Structure Extraction

LLM extracts title, overview, action items, and events from the transcript

Storage

upsert_conversation() in database/conversations.py saves to Firestore

Vector Embedding

Conversation is embedded and stored in Pinecone for semantic search

Conversation Model Fields

Field	Type	Description
`id`	string	Unique conversation identifier
`created_at`	datetime	When the conversation record was created
`started_at`	datetime	When the actual conversation started
`finished_at`	datetime	When the conversation ended
`source`	enum	Source device (omi, phone, desktop, openglass, etc.)
`language`	string	Language code of the conversation
`status`	enum	Processing status: `in_progress`, `processing`, `completed`, `failed`
`structured`	object	Extracted structured information (see below)
`transcript_segments`	array	List of transcript segments
`geolocation`	object	Location data (latitude, longitude, address)
`photos`	array	Photos captured during conversation
`audio_files`	array	Audio file references
`apps_results`	array	Results from summarization apps
`external_data`	object	Data from external integrations
`discarded`	boolean	Whether conversation was marked as low-quality
`visibility`	enum	`private`, `shared`, or `public`
`is_locked`	boolean	Whether conversation is locked from editing
`data_protection_level`	string	`standard` or `enhanced` (encrypted)

Structured Information

The structured field contains LLM-extracted information:

Field	Type	Description
`title`	string	Short descriptive title for the conversation
`overview`	string	Summary of key points discussed
`emoji`	string	Emoji representing the conversation
`category`	enum	Category (personal, work, health, etc.)
`action_items`	array	Tasks or to-dos mentioned
`events`	array	Calendar events to be created

Transcript Segments

Each segment in transcript_segments includes:

Field	Type	Description
`text`	string	Transcribed text content
`speaker`	string	Speaker label (e.g., “SPEAKER_00”)
`start`	float	Start time in seconds
`end`	float	End time in seconds
`is_user`	boolean	Whether spoken by the device owner
`person_id`	string	ID of identified person (if matched)

Action Items

Action items are stored both inline (in structured.action_items) and in a standalone collection:

Field	Type	Description
`description`	string	The action item text
`completed`	boolean	Whether the item is done
`created_at`	datetime	When extracted
`due_at`	datetime	Optional due date
`completed_at`	datetime	When marked complete
`conversation_id`	string	Source conversation

Events

Calendar events extracted from conversations:

Field	Type	Description
`title`	string	Event title
`description`	string	Event description
`start`	datetime	Start date/time
`duration`	integer	Duration in minutes
`created`	boolean	Whether added to calendar

Part 2: Extracting & Storing Memories

Memories are facts about the user extracted from conversations.
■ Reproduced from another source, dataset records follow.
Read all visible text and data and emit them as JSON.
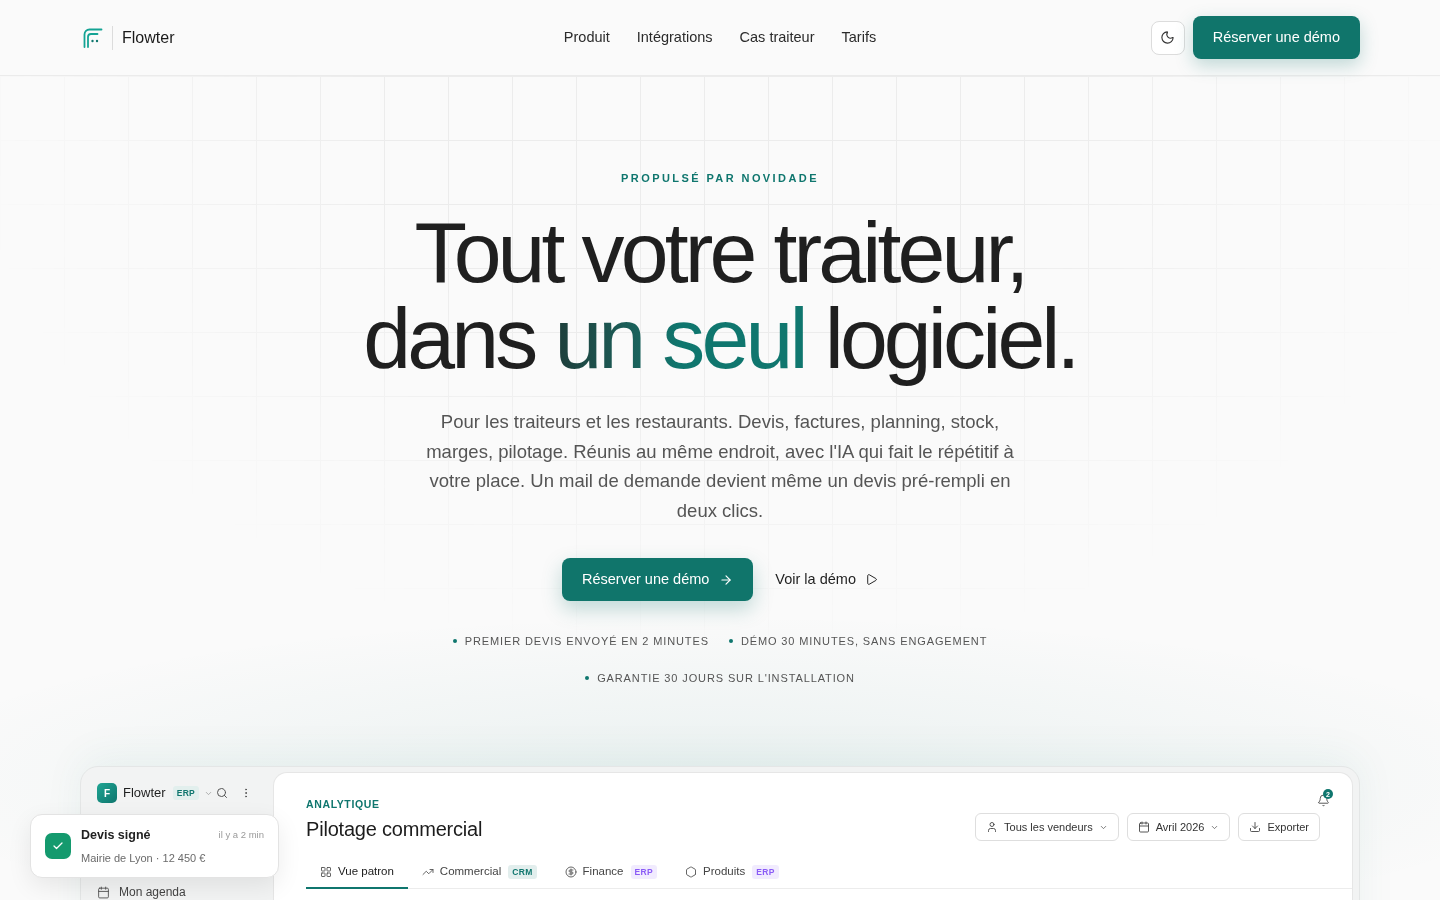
{
  "header": {
    "brand": "Flowter",
    "nav": [
      {
        "label": "Produit"
      },
      {
        "label": "Intégrations"
      },
      {
        "label": "Cas traiteur"
      },
      {
        "label": "Tarifs"
      }
    ],
    "cta": "Réserver une démo"
  },
  "hero": {
    "eyebrow": "PROPULSÉ PAR NOVIDADE",
    "title": {
      "line_1": "Tout votre traiteur,",
      "line_2": [
        {
          "text": "dans",
          "accent": false
        },
        {
          "text": "un seul",
          "accent": true
        },
        {
          "text": "logiciel.",
          "accent": false
        }
      ]
    },
    "lead": "Pour les traiteurs et les restaurants. Devis, factures, planning, stock, marges, pilotage. Réunis au même endroit, avec l'IA qui fait le répétitif à votre place. Un mail de demande devient même un devis pré-rempli en deux clics.",
    "primary_button": "Réserver une démo",
    "secondary_link": "Voir la démo",
    "highlights": [
      "PREMIER DEVIS ENVOYÉ EN 2 MINUTES",
      "DÉMO 30 MINUTES, SANS ENGAGEMENT",
      "GARANTIE 30 JOURS SUR L'INSTALLATION"
    ]
  },
  "app_preview": {
    "sidebar": {
      "logo_letter": "F",
      "brand": "Flowter",
      "badge": "ERP",
      "items": [
        {
          "label": "Mon agenda"
        }
      ]
    },
    "toast": {
      "title": "Devis signé",
      "time": "il y a 2 min",
      "detail": "Mairie de Lyon · 12 450 €"
    },
    "main": {
      "eyebrow": "ANALYTIQUE",
      "title": "Pilotage commercial",
      "notifications": "2",
      "filters": [
        {
          "label": "Tous les vendeurs",
          "kind": "dropdown"
        },
        {
          "label": "Avril 2026",
          "kind": "dropdown"
        },
        {
          "label": "Exporter",
          "kind": "action"
        }
      ],
      "tabs": [
        {
          "label": "Vue patron",
          "selected": true
        },
        {
          "label": "Commercial",
          "selected": false,
          "badge": {
            "label": "CRM",
            "color": "#0f766e"
          }
        },
        {
          "label": "Finance",
          "selected": false,
          "badge": {
            "label": "ERP",
            "color": "#8b5cf6"
          }
        },
        {
          "label": "Produits",
          "selected": false,
          "badge": {
            "label": "ERP",
            "color": "#8b5cf6"
          }
        }
      ]
    }
  }
}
They represent learnings, preferences, habits, and other personal information.

Memory Extraction Process

During process_conversation(), the system:

Analyze Transcript

Reviews the conversation transcript for personal information

Extract Facts

Identifies facts worth remembering about the user (~15 words max)

Store with Link

Saves to memories collection with a link back to the source conversation

Memory Model Fields

Field	Type	Description
`id`	string	Unique memory identifier
`uid`	string	User ID
`conversation_id`	string	Source conversation (links back)
`content`	string	The actual fact/learning (max ~15 words)
`category`	enum	`interesting`, `system`, or `manual`
`tags`	array	Categorization tags
`visibility`	string	`private` or `public`
`created_at`	datetime	When memory was created
`updated_at`	datetime	Last modification time
`reviewed`	boolean	Whether user has reviewed
`user_review`	boolean	User’s approval (true/false/null)
`edited`	boolean	Whether user edited the content
`scoring`	string	Ranking score for retrieval
`manually_added`	boolean	Whether user created manually
`is_locked`	boolean	Prevent automatic deletion
`app_id`	string	Source app (if from integration)
`data_protection_level`	string	Encryption level

Memory Categories

Interesting

Notable facts about the user: hobbies, opinions, stories

System

Preferences and patterns: work habits, sleep schedule

Manual

User-created memories: explicitly added facts

Legacy categories (core, hobbies, lifestyle, interests, habits, work, skills, learnings, other) are automatically mapped to the new primary categories for backward compatibility.

Memory Extraction Rules

The system follows these guidelines when extracting memories:

Maximum ~15 words per memory
Must pass the “shareability test” - would this be worth telling someone?
Maximum 2 interesting + 2 system memories per conversation
No duplicate or near-duplicate facts
Skip mundane details (eating, sleeping, commuting)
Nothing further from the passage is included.